三笘 前節ではボールに勢いあったところに自分で頭を振りにいって、ミートできませんでした。そこは(中村)憲剛さんにも言われたんですけど、すぐに自分で修正できるところだったので、浦和戦ではあのシチュエーションで力むことなくボールに当てることだけに集中しました。1週間で修正できたことは良かったと思います。ヘディングは自分でも苦手ではないので、うまく使っていけばコーナーからだったりうまく叩きつけるシュートだったりタイミングをずらして跳べば勝てるシーンもありました。クロスに入っていってヘディングでゴールを決める数を増やせば、もっと脅威になれると思っています。
――新記録となる14点目、正直なところは、ほしかったのでは?
三笘 もちろんです! 最終戦の柏戦で後半から入ったときは0-1というシチュエーションだったのですが、すぐに2失点目をしてチームとしても良くない形だったので、チームとして逆転するというところで得点やアシストができればと考えていました。相手の立ち位置を見てどうやって崩すかを考えてプレーしていれば、あとから結果でついてくると思っていたので、どうしても自分がゴールを決めなきゃと考えていたわけではありません。

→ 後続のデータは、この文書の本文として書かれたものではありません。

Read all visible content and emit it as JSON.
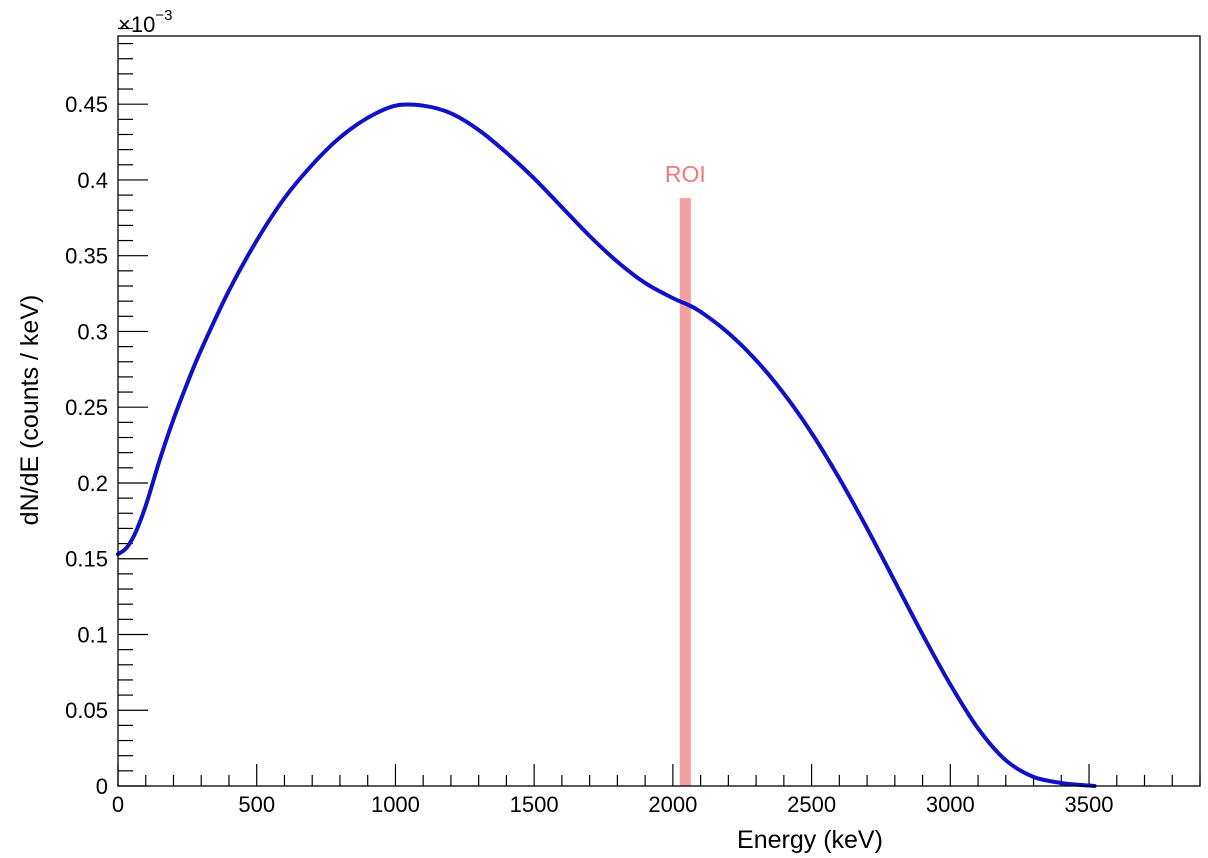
{
  "chart_data": {
    "type": "line",
    "title": "",
    "xlabel": "Energy (keV)",
    "ylabel": "dN/dE (counts / keV)",
    "y_multiplier_label": "×10",
    "y_multiplier_exponent": "−3",
    "xlim": [
      0,
      3900
    ],
    "ylim": [
      0,
      0.495
    ],
    "x_ticks": [
      0,
      500,
      1000,
      1500,
      2000,
      2500,
      3000,
      3500
    ],
    "x_tick_labels": [
      "0",
      "500",
      "1000",
      "1500",
      "2000",
      "2500",
      "3000",
      "3500"
    ],
    "y_ticks": [
      0,
      0.05,
      0.1,
      0.15,
      0.2,
      0.25,
      0.3,
      0.35,
      0.4,
      0.45
    ],
    "y_tick_labels": [
      "0",
      "0.05",
      "0.1",
      "0.15",
      "0.2",
      "0.25",
      "0.3",
      "0.35",
      "0.4",
      "0.45"
    ],
    "grid": false,
    "series": [
      {
        "color": "#1010c8",
        "x": [
          0,
          30,
          60,
          100,
          150,
          200,
          250,
          300,
          400,
          500,
          600,
          700,
          800,
          900,
          1000,
          1100,
          1200,
          1300,
          1400,
          1500,
          1600,
          1700,
          1800,
          1900,
          2000,
          2050,
          2100,
          2200,
          2300,
          2400,
          2500,
          2600,
          2700,
          2800,
          2900,
          3000,
          3100,
          3200,
          3300,
          3400,
          3450,
          3500,
          3520
        ],
        "y": [
          0.153,
          0.157,
          0.166,
          0.185,
          0.215,
          0.242,
          0.266,
          0.288,
          0.327,
          0.36,
          0.388,
          0.41,
          0.428,
          0.441,
          0.449,
          0.449,
          0.444,
          0.433,
          0.418,
          0.401,
          0.382,
          0.363,
          0.346,
          0.332,
          0.322,
          0.318,
          0.313,
          0.299,
          0.281,
          0.259,
          0.233,
          0.203,
          0.17,
          0.135,
          0.1,
          0.067,
          0.038,
          0.017,
          0.006,
          0.002,
          0.001,
          0.0003,
          0.0
        ]
      }
    ],
    "annotations": [
      {
        "text": "ROI",
        "x_range": [
          2025,
          2065
        ],
        "y_top": 0.388,
        "color": "#f4a0a0",
        "text_color": "#f07a7a"
      }
    ]
  }
}
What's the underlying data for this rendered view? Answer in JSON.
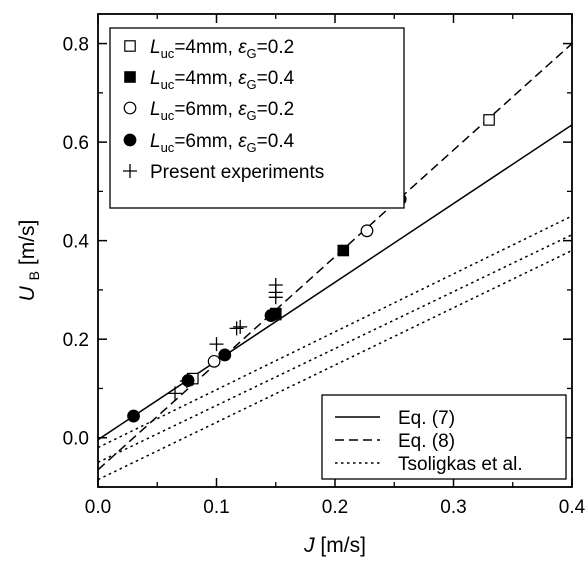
{
  "chart_data": {
    "type": "scatter",
    "x_axis": {
      "label": "J",
      "unit": "[m/s]",
      "lim": [
        0.0,
        0.4
      ],
      "ticks": [
        "0.0",
        "0.1",
        "0.2",
        "0.3",
        "0.4"
      ],
      "tick_values": [
        0.0,
        0.1,
        0.2,
        0.3,
        0.4
      ]
    },
    "y_axis": {
      "label": "U",
      "label_sub": "B",
      "unit": "[m/s]",
      "lim": [
        -0.1,
        0.86
      ],
      "ticks": [
        "0.0",
        "0.2",
        "0.4",
        "0.6",
        "0.8"
      ],
      "tick_values": [
        0.0,
        0.2,
        0.4,
        0.6,
        0.8
      ]
    },
    "grid": false,
    "series": [
      {
        "name": "L_uc=4mm, εG=0.2",
        "legend": {
          "l": "L",
          "l_sub": "uc",
          "mid": "=4mm, ",
          "eps": "ε",
          "eps_sub": "G",
          "tail": "=0.2"
        },
        "marker": "open-square",
        "points": [
          [
            0.08,
            0.12
          ],
          [
            0.15,
            0.25
          ],
          [
            0.33,
            0.645
          ]
        ]
      },
      {
        "name": "L_uc=4mm, εG=0.4",
        "legend": {
          "l": "L",
          "l_sub": "uc",
          "mid": "=4mm, ",
          "eps": "ε",
          "eps_sub": "G",
          "tail": "=0.4"
        },
        "marker": "filled-square",
        "points": [
          [
            0.15,
            0.252
          ],
          [
            0.207,
            0.38
          ]
        ]
      },
      {
        "name": "L_uc=6mm, εG=0.2",
        "legend": {
          "l": "L",
          "l_sub": "uc",
          "mid": "=6mm, ",
          "eps": "ε",
          "eps_sub": "G",
          "tail": "=0.2"
        },
        "marker": "open-circle",
        "points": [
          [
            0.098,
            0.155
          ],
          [
            0.227,
            0.42
          ]
        ]
      },
      {
        "name": "L_uc=6mm, εG=0.4",
        "legend": {
          "l": "L",
          "l_sub": "uc",
          "mid": "=6mm, ",
          "eps": "ε",
          "eps_sub": "G",
          "tail": "=0.4"
        },
        "marker": "filled-circle",
        "points": [
          [
            0.03,
            0.044
          ],
          [
            0.076,
            0.116
          ],
          [
            0.107,
            0.168
          ],
          [
            0.146,
            0.248
          ],
          [
            0.255,
            0.484
          ]
        ]
      },
      {
        "name": "Present experiments",
        "legend": {
          "plain": "Present experiments"
        },
        "marker": "plus",
        "points": [
          [
            0.065,
            0.09
          ],
          [
            0.075,
            0.115
          ],
          [
            0.1,
            0.19
          ],
          [
            0.117,
            0.222
          ],
          [
            0.12,
            0.225
          ],
          [
            0.15,
            0.285
          ],
          [
            0.15,
            0.31
          ],
          [
            0.15,
            0.295
          ]
        ]
      }
    ],
    "lines": [
      {
        "name": "Eq. (7)",
        "style": "solid",
        "segments": [
          [
            [
              0.0,
              -0.004
            ],
            [
              0.4,
              0.635
            ]
          ]
        ]
      },
      {
        "name": "Eq. (8)",
        "style": "dashed",
        "segments": [
          [
            [
              0.0,
              -0.065
            ],
            [
              0.4,
              0.8
            ]
          ]
        ]
      },
      {
        "name": "Tsoligkas et al.",
        "style": "dotted",
        "segments": [
          [
            [
              0.0,
              -0.02
            ],
            [
              0.4,
              0.45
            ]
          ],
          [
            [
              0.0,
              -0.05
            ],
            [
              0.4,
              0.412
            ]
          ],
          [
            [
              0.0,
              -0.085
            ],
            [
              0.4,
              0.38
            ]
          ]
        ]
      }
    ]
  }
}
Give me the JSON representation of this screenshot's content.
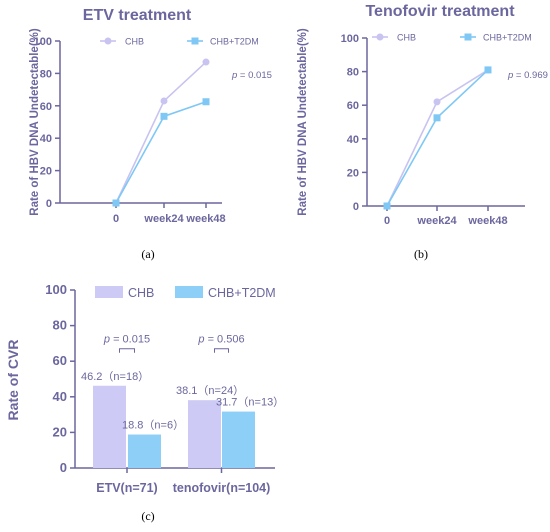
{
  "chart_data": [
    {
      "panel_label": "(a)",
      "type": "line",
      "title": "ETV treatment",
      "ylabel": "Rate of HBV DNA Undetectable(%)",
      "xlabel": "",
      "categories": [
        "0",
        "week24",
        "week48"
      ],
      "ylim": [
        0,
        100
      ],
      "yticks": [
        "0",
        "20",
        "40",
        "60",
        "80",
        "100"
      ],
      "series": [
        {
          "name": "CHB",
          "marker": "circle",
          "color": "#c8c3f0",
          "values": [
            0,
            63,
            87
          ]
        },
        {
          "name": "CHB+T2DM",
          "marker": "square",
          "color": "#7fc8f5",
          "values": [
            0,
            53.5,
            62.5
          ]
        }
      ],
      "annotation": "p = 0.015",
      "legend": "top"
    },
    {
      "panel_label": "(b)",
      "type": "line",
      "title": "Tenofovir treatment",
      "ylabel": "Rate of HBV DNA Undetectable(%)",
      "xlabel": "",
      "categories": [
        "0",
        "week24",
        "week48"
      ],
      "ylim": [
        0,
        100
      ],
      "yticks": [
        "0",
        "20",
        "40",
        "60",
        "80",
        "100"
      ],
      "series": [
        {
          "name": "CHB",
          "marker": "circle",
          "color": "#c8c3f0",
          "values": [
            0,
            62,
            81
          ]
        },
        {
          "name": "CHB+T2DM",
          "marker": "square",
          "color": "#7fc8f5",
          "values": [
            0,
            52.5,
            81
          ]
        }
      ],
      "annotation": "p = 0.969",
      "legend": "top"
    },
    {
      "panel_label": "(c)",
      "type": "bar",
      "title": "",
      "ylabel": "Rate of CVR",
      "xlabel": "",
      "categories": [
        "ETV(n=71)",
        "tenofovir(n=104)"
      ],
      "ylim": [
        0,
        100
      ],
      "yticks": [
        "0",
        "20",
        "40",
        "60",
        "80",
        "100"
      ],
      "series": [
        {
          "name": "CHB",
          "color": "#cdcaf5",
          "values": [
            46.2,
            38.1
          ],
          "labels": [
            "46.2（n=18）",
            "38.1（n=24）"
          ]
        },
        {
          "name": "CHB+T2DM",
          "color": "#8ecff7",
          "values": [
            18.8,
            31.7
          ],
          "labels": [
            "18.8（n=6）",
            "31.7（n=13）"
          ]
        }
      ],
      "annotations": [
        "p = 0.015",
        "p = 0.506"
      ],
      "legend": "top"
    }
  ]
}
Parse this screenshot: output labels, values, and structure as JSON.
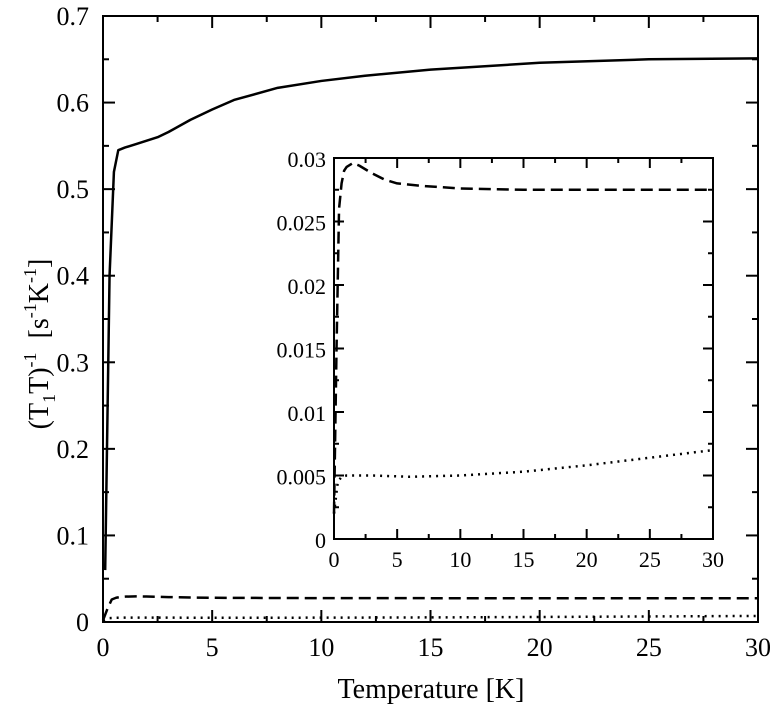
{
  "chart_data": {
    "type": "line",
    "xlabel": "Temperature [K]",
    "ylabel": "(T1T)-1 [s-1K-1]",
    "ylabel_parts": {
      "open": "(T",
      "sub1": "1",
      "mid": "T)",
      "sup1": "-1",
      "bracket_open": "[s",
      "sup2": "-1",
      "k": "K",
      "sup3": "-1",
      "bracket_close": "]"
    },
    "xlim": [
      0,
      30
    ],
    "ylim": [
      0,
      0.7
    ],
    "xticks": [
      "0",
      "5",
      "10",
      "15",
      "20",
      "25",
      "30"
    ],
    "yticks": [
      "0",
      "0.1",
      "0.2",
      "0.3",
      "0.4",
      "0.5",
      "0.6",
      "0.7"
    ],
    "grid": false,
    "series": [
      {
        "style": "solid",
        "x": [
          0.1,
          0.3,
          0.5,
          0.7,
          1,
          1.5,
          2,
          2.5,
          3,
          4,
          5,
          6,
          8,
          10,
          12,
          15,
          20,
          25,
          30
        ],
        "y": [
          0.06,
          0.4,
          0.52,
          0.545,
          0.548,
          0.552,
          0.556,
          0.56,
          0.566,
          0.58,
          0.592,
          0.603,
          0.617,
          0.625,
          0.631,
          0.638,
          0.646,
          0.65,
          0.651
        ]
      },
      {
        "style": "dashed",
        "x": [
          0,
          0.2,
          0.4,
          0.6,
          0.8,
          1,
          1.5,
          2,
          3,
          4,
          5,
          7,
          10,
          15,
          20,
          25,
          30
        ],
        "y": [
          0.002,
          0.015,
          0.026,
          0.028,
          0.029,
          0.0293,
          0.0296,
          0.0294,
          0.0288,
          0.0283,
          0.028,
          0.0278,
          0.0276,
          0.0275,
          0.0275,
          0.0275,
          0.0275
        ]
      },
      {
        "style": "dotted",
        "x": [
          0,
          0.3,
          0.6,
          1,
          3,
          6,
          10,
          15,
          20,
          25,
          30
        ],
        "y": [
          0.002,
          0.0045,
          0.0049,
          0.005,
          0.005,
          0.0049,
          0.005,
          0.0053,
          0.0058,
          0.0064,
          0.007
        ]
      }
    ],
    "inset": {
      "xlim": [
        0,
        30
      ],
      "ylim": [
        0,
        0.03
      ],
      "xticks": [
        "0",
        "5",
        "10",
        "15",
        "20",
        "25",
        "30"
      ],
      "yticks": [
        "0",
        "0.005",
        "0.01",
        "0.015",
        "0.02",
        "0.025",
        "0.03"
      ],
      "series": [
        {
          "style": "dashed",
          "x": [
            0,
            0.2,
            0.4,
            0.6,
            0.8,
            1,
            1.5,
            2,
            3,
            4,
            5,
            7,
            10,
            15,
            20,
            25,
            30
          ],
          "y": [
            0.002,
            0.015,
            0.026,
            0.028,
            0.029,
            0.0293,
            0.0296,
            0.0294,
            0.0288,
            0.0283,
            0.028,
            0.0278,
            0.0276,
            0.0275,
            0.0275,
            0.0275,
            0.0275
          ]
        },
        {
          "style": "dotted",
          "x": [
            0,
            0.3,
            0.6,
            1,
            3,
            6,
            10,
            15,
            20,
            25,
            30
          ],
          "y": [
            0.002,
            0.0045,
            0.0049,
            0.005,
            0.005,
            0.0049,
            0.005,
            0.0053,
            0.0058,
            0.0064,
            0.007
          ]
        }
      ]
    }
  }
}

その中で2アシストで逆転に貢献できたのは良かったですし、もちろん決めるべきチャンスがあって、決めきれないのはまだまだだと思います。
――そんな素晴らしいルーキーシーズンを終えたいまのこの場所から、1年前の自分に伝えたいこと、1年後の自分に伝えたいことを教えてください。
三笘 1年前は自分の中では苦しいというか、なかなかチーム(筑波大)も勝てずに自分も成長している実感がなかったので、「地道にやっていいぞ、これを継続していくべきだ」と言いたいと思います。1年後の自分に言うならば、「1年前である今日からどれだけ成長しているだろうか」と聞きたいですし、「いま自分はどこにいるのか」と言いたいです。それがいま思っている以上のところだとうれしいですし、思っている以下であればよくないと思うので、常に自分に期待しながらそういう言葉をかけたいと思います。